Women undergoing primary cesarean delivery for arrest of dilatation 15 years before the recommendations of the Obstetrics Care Consensus had received bona fide efforts to achieve adequate labor consistent with the recommendations of the Consensus. Because 95% of these women had ≥6 cm dilatation or had received labor stimulation ≥6 hours prior to cesarean delivery for arrest of dilatation, these new recommendations are unlikely to change the cesarean delivery rates.
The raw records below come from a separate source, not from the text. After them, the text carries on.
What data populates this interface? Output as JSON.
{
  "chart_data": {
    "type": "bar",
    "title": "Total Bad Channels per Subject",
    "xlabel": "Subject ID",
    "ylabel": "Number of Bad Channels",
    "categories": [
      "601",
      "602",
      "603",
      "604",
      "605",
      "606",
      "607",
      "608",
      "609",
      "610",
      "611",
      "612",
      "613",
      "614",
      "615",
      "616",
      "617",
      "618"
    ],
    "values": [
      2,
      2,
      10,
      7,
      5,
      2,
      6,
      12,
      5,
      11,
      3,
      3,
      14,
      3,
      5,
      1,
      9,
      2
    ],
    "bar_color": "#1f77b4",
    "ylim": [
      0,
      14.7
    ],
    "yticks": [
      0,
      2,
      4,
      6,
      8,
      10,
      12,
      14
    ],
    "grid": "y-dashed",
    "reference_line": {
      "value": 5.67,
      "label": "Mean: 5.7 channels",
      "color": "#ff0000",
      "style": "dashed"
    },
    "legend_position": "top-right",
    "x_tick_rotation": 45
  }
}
由于美国现在近三分之一的分娩是通过剖宫产实现的,每年有超过 127 万名妇女,因此国家组织最近发布了修订后的分娩管理指南。这些新指南规定,除非宫颈扩张达到≥6 厘米,或已经刺激分娩≥6 小时,否则不应诊断产程停滞。
确定剖宫产时因宫颈扩张而停止的宫颈扩张程度和分娩刺激时间。
1999 年 1 月 1 日至 2000 年 12 月 31 日,在 13 个大学中心进行了一项所有初次剖宫产的前瞻性观察研究,这些中心组成了 Eunice Kennedy Shriver 国家儿童健康与人类发展研究所、母体胎儿医学单位网络。本二次分析包括所有在≥37 周时通过初次剖宫产分娩的活产、单胎、无头位异常的头位妊娠。如果手术指征是进展不良、头盆不称或引产失败,则认为剖宫产是为了停止宫颈扩张而进行的。引产是指在自发性分娩之前已经诊断出的刺激。分析包括分娩的潜伏期和活跃期。当宫颈扩张在存在子宫收缩时达到≥4 厘米时,诊断为分娩活跃期。
共有 13269 例初次剖宫产可供分析,其中 8546 例(65%)因宫颈扩张记录在剖宫产时进展不足而进行。在这些因产程停滞而行剖宫产的病例中,719 例(8%)发生在潜伏期,7827 例(92%)发生在宫颈扩张≥4 厘米时(活跃期)。大约三分之二(n=5876;69%)接受了宫内压力监测。共有 5636 名妇女(达到活跃期分娩的妇女的 66%)在剖宫产前达到了≥6 厘米的宫颈扩张。此外,在 7827 名处于活跃期分娩的妇女中,有 7440 名(95%)在剖宫产前≥6 厘米的宫颈扩张或已经接受了≥6 小时的分娩刺激以停止宫颈扩张。
在产科护理共识发布前 15 年接受初次剖宫产的妇女,为了实现与共识一致的充分分娩,已经进行了真诚的努力。由于这些妇女中有 95%的人宫颈扩张≥6 厘米或在剖宫产前已经接受了≥6 小时的分娩刺激,因此这些新的建议不太可能改变剖宫产率。